The domain structure and function of human DBC1 and CCAR1. The domains for hDBC1 and hCCAR1 are depicted along with the amino acid boundaries for each domain. The known or predicted function of each of the conserved domains is listed.

	Domain Function
S1-Likea,b	Homology to an RNA-binding domain.
NLSa,c	Nuclear localization signal. Acetylation of the NLS in DBC1 regulates nuclear localization.
LZa,b,c,d	Likely non-functional in CCAR1. Regulation of a diverse set of cellular pathways in DBC1.
Nudixb	Catalytically inactive hydrolase domain in DBC1 and CCAR1. Predicted to function as a sensor in DBC1 that may bind to NAD metabolites and regulate SIRT1.
SAP⁡a,b,d	Homology to a putative DNA-binding motif predicted to be involved in chromosomal organization.
EF-Handa,b	Inactive variant of a calcium dependent regulator of multiple cellular processes.
CCa,c,d	Predicted protein-protein interaction motif.

Domain Boundary References: a: [8], b: [9], c: [14], d: [15].

In order to compare the similarities in conformational properties between hDBC1 and hCCAR1, the degree of predicted protein intrinsic disorder of these two proteins was analyzed (Figure 1). While 41% of hDBC1 is composed of disordered residues, 61% of residues are disordered in hCCAR1. As expected, a majority of the functional domains listed in Table 1, including the S1-Like, LZ, Nudix, and EF-Hand, are located in the structured segments of both proteins. The domains that are intrinsically disordered, or have a high degree of structural flexibility as indicated by higher disorder score, are the NLS and coiled-coil segments on hDBC1 and hCCAR1, as well as the SAP domain that is specific to hCCAR1. The predicted 3D structures of these functional domains indicate that many of these domains are structured and have limited flexibility.

Figure 1.

Disorder analysis shows the domain structure and molecular flexibility of hDBC1 and hCCAR1. The curves present the disorder score predicted by PONDR-FIT (FIT, dark cyan) and PONDR-VLXT (VLXT, dark pink). The x-axis of human DBC1 (hDBC1, UniProtID: Q8N163) is shifted by 200 residues in order to align the C-terminus to human CCAR1 (hCCAR1, UniProtID: Q8IX12). The gray shadow behind PONDR-FIT represents the prediction of error. Residues with a score higher than 0.5 are disordered, while residues with a score lower than 0.5 are structured. The horizontal bars are the conserved functional domains identified in both proteins (S1-Like: aqua blue; NLS: medium blue; LZ: dark blue; Nudix: light purple; SAP: medium purple; CC1: dark purple; EF-Hand: light pink; CC2: dark pink). The predicted 3D structures are scaled roughly with their lengths.

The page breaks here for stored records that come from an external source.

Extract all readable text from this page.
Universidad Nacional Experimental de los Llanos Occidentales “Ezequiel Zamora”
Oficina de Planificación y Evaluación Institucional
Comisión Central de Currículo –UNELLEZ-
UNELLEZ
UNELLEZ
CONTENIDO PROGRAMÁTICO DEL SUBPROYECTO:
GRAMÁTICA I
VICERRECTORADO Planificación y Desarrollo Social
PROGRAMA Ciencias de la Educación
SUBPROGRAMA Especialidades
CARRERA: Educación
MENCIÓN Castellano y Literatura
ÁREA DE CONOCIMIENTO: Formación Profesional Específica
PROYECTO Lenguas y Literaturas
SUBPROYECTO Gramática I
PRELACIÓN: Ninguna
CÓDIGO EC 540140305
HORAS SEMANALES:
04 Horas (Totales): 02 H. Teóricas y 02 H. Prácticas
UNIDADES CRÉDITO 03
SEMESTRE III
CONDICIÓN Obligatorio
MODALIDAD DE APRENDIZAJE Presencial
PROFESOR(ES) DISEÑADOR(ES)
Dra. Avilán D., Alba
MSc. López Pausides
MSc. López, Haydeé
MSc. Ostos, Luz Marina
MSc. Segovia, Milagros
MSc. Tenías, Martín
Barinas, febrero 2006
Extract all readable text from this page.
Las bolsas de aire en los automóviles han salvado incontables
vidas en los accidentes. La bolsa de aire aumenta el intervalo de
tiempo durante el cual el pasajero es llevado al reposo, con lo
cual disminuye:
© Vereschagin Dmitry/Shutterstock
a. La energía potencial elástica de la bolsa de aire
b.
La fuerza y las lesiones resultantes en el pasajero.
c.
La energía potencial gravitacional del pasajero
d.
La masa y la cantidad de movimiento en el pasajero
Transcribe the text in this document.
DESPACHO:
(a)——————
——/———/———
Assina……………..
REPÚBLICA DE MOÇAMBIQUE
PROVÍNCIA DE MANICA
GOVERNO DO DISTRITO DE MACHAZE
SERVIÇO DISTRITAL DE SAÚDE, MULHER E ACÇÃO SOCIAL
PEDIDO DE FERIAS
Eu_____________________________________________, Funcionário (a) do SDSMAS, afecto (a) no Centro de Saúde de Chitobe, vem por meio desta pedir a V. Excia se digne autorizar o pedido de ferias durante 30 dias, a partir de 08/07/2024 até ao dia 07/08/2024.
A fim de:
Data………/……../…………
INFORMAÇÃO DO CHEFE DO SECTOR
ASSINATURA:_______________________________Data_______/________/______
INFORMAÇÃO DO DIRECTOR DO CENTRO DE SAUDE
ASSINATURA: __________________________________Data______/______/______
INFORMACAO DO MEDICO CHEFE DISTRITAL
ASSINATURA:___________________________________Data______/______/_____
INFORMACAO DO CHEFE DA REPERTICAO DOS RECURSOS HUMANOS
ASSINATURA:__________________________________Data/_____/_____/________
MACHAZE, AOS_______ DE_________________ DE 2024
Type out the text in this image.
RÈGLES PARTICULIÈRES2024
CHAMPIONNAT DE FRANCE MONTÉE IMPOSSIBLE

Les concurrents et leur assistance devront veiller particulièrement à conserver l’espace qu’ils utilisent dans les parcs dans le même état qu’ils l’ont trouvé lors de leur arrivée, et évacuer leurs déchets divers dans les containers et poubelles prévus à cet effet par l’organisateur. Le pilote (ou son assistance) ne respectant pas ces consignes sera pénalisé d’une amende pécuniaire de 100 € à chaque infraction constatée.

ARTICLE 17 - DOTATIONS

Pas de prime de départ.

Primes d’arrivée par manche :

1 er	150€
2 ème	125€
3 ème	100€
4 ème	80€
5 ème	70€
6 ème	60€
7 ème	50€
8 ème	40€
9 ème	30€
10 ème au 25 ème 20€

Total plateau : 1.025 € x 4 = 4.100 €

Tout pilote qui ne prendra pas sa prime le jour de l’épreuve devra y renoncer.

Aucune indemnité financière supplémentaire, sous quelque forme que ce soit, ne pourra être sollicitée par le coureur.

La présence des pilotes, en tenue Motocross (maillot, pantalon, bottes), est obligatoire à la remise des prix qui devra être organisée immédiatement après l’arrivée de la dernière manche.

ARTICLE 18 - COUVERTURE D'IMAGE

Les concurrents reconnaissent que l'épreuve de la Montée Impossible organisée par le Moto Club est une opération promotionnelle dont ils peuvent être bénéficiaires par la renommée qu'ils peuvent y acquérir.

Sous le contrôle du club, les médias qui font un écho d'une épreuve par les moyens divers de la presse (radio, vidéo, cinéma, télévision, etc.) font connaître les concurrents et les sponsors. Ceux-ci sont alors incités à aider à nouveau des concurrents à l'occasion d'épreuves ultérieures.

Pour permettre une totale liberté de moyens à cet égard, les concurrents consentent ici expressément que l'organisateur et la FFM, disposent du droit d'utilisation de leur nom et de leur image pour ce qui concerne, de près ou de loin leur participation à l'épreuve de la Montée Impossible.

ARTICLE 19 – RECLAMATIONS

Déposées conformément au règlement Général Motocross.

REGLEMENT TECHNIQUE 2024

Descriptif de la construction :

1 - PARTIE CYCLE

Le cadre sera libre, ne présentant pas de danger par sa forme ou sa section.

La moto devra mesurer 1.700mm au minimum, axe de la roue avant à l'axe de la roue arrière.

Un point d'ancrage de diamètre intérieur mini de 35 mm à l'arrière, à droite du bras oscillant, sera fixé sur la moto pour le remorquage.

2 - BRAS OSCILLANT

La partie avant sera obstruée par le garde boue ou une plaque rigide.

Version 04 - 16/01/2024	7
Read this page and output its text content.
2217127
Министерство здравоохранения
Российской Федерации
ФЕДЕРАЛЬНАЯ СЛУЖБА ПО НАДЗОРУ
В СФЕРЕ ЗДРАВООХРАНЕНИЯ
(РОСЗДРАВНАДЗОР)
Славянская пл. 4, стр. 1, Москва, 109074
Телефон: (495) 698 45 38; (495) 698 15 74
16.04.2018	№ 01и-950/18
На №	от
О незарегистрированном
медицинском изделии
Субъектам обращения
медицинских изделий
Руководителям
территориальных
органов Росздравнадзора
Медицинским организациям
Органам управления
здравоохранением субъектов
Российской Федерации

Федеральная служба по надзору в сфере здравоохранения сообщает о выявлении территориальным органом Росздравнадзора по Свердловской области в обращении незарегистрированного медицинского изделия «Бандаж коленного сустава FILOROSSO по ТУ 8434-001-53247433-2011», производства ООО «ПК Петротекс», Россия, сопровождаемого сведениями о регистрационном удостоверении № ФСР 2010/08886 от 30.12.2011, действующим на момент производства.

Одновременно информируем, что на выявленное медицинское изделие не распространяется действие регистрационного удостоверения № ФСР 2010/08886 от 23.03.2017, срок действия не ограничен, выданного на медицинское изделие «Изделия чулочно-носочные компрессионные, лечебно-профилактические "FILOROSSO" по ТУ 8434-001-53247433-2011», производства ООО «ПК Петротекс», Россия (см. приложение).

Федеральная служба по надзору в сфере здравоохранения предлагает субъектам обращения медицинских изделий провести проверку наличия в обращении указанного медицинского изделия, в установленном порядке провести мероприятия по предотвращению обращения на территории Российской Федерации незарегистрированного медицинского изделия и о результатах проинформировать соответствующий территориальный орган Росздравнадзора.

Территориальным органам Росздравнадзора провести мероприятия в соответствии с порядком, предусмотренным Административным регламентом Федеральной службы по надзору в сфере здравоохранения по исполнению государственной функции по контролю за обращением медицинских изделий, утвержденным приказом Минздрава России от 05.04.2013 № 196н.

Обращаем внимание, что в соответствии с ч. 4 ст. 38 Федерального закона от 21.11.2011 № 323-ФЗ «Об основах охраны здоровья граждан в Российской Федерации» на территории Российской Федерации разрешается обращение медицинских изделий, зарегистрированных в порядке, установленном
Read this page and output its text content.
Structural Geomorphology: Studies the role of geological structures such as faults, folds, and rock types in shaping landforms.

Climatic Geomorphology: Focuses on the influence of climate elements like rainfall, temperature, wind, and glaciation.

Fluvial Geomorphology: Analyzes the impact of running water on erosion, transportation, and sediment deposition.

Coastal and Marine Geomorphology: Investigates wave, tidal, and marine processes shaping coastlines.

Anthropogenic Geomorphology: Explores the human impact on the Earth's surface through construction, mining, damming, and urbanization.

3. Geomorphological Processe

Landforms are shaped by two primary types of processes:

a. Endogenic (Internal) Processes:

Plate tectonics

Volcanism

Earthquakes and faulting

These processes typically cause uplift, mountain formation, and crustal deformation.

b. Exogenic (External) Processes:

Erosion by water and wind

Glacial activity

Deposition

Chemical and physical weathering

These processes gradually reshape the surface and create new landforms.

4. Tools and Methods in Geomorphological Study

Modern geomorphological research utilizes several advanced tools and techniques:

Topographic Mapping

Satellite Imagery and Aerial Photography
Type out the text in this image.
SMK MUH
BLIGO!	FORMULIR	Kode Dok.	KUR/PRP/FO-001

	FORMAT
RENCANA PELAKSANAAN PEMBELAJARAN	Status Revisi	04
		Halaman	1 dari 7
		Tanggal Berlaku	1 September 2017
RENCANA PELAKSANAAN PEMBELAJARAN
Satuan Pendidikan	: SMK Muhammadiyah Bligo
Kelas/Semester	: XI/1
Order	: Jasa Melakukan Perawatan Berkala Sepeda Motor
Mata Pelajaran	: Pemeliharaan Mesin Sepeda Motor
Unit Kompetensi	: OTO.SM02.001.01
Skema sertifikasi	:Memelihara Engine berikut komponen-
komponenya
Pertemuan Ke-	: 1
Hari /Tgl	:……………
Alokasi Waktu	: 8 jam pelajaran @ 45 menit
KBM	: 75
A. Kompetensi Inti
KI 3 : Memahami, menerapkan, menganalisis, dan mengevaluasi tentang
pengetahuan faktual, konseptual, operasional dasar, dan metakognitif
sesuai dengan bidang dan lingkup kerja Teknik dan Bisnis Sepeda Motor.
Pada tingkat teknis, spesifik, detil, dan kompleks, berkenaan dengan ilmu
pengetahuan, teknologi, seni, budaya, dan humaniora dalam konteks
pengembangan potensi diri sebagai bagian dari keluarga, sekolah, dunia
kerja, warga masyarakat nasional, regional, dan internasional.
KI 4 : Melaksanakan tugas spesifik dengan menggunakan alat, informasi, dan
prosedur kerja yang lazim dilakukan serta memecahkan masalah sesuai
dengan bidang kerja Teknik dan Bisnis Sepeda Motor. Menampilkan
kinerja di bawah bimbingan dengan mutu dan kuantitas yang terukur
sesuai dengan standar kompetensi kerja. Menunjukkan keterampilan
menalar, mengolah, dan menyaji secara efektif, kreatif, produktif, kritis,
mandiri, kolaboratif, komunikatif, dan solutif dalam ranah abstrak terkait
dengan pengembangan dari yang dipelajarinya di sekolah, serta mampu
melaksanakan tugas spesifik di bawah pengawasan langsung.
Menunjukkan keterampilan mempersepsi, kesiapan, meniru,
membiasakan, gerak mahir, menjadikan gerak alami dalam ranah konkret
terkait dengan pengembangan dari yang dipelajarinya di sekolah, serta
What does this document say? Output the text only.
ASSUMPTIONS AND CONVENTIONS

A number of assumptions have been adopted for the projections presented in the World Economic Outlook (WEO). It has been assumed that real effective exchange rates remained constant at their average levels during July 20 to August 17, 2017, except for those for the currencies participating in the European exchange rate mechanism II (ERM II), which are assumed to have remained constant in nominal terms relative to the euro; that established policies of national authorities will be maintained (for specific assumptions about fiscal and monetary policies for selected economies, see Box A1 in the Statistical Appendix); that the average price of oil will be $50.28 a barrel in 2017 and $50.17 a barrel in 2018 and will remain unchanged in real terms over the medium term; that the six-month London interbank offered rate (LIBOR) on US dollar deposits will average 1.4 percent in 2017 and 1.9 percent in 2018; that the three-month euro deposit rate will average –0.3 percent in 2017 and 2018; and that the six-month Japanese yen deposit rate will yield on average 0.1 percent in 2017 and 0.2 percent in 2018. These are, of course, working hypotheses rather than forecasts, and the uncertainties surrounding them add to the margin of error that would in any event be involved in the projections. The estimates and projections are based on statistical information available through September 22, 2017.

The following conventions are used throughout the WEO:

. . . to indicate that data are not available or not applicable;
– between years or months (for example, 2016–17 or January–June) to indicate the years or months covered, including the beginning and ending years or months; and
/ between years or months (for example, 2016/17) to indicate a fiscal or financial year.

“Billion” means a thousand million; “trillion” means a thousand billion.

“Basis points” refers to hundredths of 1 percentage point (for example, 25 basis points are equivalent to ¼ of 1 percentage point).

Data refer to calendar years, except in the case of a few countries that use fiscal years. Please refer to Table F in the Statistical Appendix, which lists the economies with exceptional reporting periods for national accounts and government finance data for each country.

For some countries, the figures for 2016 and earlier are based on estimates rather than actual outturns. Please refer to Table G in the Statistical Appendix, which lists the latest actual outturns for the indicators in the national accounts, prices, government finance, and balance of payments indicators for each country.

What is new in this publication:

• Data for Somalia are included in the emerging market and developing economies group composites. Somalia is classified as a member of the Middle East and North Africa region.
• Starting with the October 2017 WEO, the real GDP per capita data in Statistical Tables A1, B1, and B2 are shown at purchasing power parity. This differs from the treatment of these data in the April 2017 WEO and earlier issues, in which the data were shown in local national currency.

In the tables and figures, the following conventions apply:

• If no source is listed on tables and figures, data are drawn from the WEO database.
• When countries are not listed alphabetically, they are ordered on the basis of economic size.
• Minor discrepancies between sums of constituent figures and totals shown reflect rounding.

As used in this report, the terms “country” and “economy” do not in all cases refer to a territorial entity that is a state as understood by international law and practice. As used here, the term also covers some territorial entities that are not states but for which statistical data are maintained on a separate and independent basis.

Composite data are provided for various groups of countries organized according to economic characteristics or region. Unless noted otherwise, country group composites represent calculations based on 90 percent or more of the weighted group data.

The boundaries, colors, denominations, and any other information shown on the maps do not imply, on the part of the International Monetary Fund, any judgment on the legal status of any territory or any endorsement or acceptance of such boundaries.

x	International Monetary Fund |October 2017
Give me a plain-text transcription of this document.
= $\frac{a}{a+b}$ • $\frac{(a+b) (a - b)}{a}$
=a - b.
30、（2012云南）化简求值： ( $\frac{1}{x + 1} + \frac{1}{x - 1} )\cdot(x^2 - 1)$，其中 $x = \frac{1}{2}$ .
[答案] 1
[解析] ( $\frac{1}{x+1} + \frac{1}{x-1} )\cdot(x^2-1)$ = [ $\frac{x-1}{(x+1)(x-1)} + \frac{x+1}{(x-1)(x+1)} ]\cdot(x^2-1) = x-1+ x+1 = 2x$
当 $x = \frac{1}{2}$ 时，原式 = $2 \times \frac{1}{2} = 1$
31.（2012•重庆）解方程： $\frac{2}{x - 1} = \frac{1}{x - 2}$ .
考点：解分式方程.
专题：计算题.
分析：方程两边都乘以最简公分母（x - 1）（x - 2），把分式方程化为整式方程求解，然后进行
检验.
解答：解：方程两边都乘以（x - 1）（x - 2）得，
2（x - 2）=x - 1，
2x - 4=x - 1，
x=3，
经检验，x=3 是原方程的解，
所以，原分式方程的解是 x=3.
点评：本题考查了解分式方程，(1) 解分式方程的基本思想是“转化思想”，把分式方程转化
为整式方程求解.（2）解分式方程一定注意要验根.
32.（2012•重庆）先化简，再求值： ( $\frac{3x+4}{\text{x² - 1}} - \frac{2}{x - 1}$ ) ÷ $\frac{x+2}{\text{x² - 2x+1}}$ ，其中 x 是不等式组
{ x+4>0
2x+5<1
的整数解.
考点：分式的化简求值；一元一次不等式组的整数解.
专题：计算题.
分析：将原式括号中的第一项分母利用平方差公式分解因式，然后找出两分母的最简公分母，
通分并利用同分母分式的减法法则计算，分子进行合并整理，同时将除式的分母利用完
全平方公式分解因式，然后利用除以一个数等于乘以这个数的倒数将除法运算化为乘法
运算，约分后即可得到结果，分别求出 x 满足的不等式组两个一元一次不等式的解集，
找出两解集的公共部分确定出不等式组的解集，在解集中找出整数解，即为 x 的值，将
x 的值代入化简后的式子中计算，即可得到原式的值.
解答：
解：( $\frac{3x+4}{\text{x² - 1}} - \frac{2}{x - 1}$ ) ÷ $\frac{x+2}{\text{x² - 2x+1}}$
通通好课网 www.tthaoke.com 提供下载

Analysis of the disorder curves on the C-terminal residues (~400aa) of hDBC1 and hCCAR1 indicates a high degree of similarity on the curve of predicted protein intrinsic disorder in this region, thereby suggesting a similar conformational fluctuation and further functional role (Figure 1, shaded region). Corresponding to this finding, a sequence alignment between these two regions shows 30% sequence identity, indicating evolutionary conservation (Figure  S3). The high degree of similarity between the structure of the conserved domains in hDBC1 and hCCAR1, along with the similarity in the C-terminal region, leads to the presumption that hDBC1 and hCCAR1 may share a common molecular origin.

In addition to hDBC1 and hCCAR1, we determined the sequence level of intrinsic disorder from other species using a CH-CDF plot. We carried out CH-CDF analysis for all of the proteins in our dataset and found that all DBC1 and CCAR1 proteins have large negative values (<−0.1) on CDF distance, indicating that these proteins are mostly intrinsically disordered (Figure 2). In terms of CH distances, CCAR1 and DBC1 proteins have varying distributions. Most CCAR1 proteins have a positive CH distance, while all DBC1 proteins have a negative CH distance. Detailed analysis indicates that many groups have localized distribution on this CH-CDF plot, such as amphibian CCAR1 and bird CCAR1. Mammalian CCAR1 proteins have the broadest distribution on CH distance, followed by CCAR1 proteins from aquatic animals. Compared to mammalian DBC1 proteins, mammalian CCAR1 proteins are more scattered in the CH-CDF plot, indicating more structural variability. Therefore, based on the algorithms of CH and CDF distance, it can be concluded that most CCAR1 proteins have extra charged residues, while almost all DBC1 proteins are more structure-prone.

Figure 2.

CH-CDF analysis for all DBC1 and CCAR1 proteins. The x-axis and y-axis are the CDF and CH distances, respectively. The CDF distance is calculated from PONDR-VSL2 prediction. All DBC1 proteins are split into two groups: mammal and others (starts with “D” in the legend). All CCAR1 proteins are arranged into six groups, including mammal, amphibian, aquatic animals, insect, and bird (as denoted by “C” in the legend). Nematode LST-3 proteins are in one group.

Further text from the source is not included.